Their reasoning notwithstanding, the majority and concurring opinion appear to converge on the conclusion that these implied powers or functions when exercised by the Governor would be subject to judicial review of the same standard afforded to other constitutional functionaries as held in the cases of BP Singhal v. Union of India and Kihoto Hollohan v. Zachilhu. On facts, the majority notes that the decision of the Governor can be faulted on the ground of constitutional impropriety since the Governor has no formal role to play in the removal of the Speaker or disputes between the political parties. The Majority seems to limit the formal role of the government to if and when the situation escalates to a point where the Government has seemingly lost majority to summon a floor test.

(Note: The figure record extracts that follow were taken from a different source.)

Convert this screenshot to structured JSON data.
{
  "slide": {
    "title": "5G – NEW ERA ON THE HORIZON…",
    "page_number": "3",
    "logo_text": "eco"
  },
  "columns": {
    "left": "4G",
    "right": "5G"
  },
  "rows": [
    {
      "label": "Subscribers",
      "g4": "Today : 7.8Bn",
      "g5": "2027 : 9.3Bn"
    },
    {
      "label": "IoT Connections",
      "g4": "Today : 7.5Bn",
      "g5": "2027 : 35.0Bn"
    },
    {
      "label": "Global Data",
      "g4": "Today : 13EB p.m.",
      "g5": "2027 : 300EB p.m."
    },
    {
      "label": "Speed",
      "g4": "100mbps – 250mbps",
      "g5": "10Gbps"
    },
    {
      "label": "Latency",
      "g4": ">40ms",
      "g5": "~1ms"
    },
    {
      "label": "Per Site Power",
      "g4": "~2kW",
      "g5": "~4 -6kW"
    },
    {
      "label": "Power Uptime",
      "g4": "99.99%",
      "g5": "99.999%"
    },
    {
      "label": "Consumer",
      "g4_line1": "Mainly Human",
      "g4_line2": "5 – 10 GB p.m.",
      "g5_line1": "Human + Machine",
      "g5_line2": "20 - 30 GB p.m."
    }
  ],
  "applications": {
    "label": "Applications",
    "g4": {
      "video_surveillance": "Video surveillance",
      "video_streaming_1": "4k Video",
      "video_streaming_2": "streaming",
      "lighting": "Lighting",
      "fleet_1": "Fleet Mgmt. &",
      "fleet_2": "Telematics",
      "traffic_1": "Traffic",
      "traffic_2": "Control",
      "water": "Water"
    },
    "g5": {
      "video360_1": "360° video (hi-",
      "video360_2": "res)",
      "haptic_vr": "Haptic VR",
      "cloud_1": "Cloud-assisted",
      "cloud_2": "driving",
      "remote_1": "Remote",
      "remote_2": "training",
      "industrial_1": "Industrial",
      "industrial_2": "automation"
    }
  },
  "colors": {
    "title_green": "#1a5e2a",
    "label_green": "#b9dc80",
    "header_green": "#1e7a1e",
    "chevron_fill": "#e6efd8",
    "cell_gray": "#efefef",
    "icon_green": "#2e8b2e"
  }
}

However, in this case it is evident that the Governor’s actions were pre-mature for he failed to pause to engage with the Council of Ministers to discuss any possibility of pre-poning that the Chief Minister could refuse in the first place. Justice Lokur’s opinion further supplements the findings on constitutional impropriety by noting that the Governor in fact ignored the resolution of the Cabinet denouncing the Governor’s actions. This demonstrates that the Court was conscious that it was entering a seemingly political arena only after all political negotiations between the constitutional functionaries had failed to yield an amicable result.

In all, the decision of the Supreme Court in Nabam Rebia is a welcome development in the jurisprudence of the Court in adjudicating scenarios that warrant a balance between exigencies of governance and the constitution.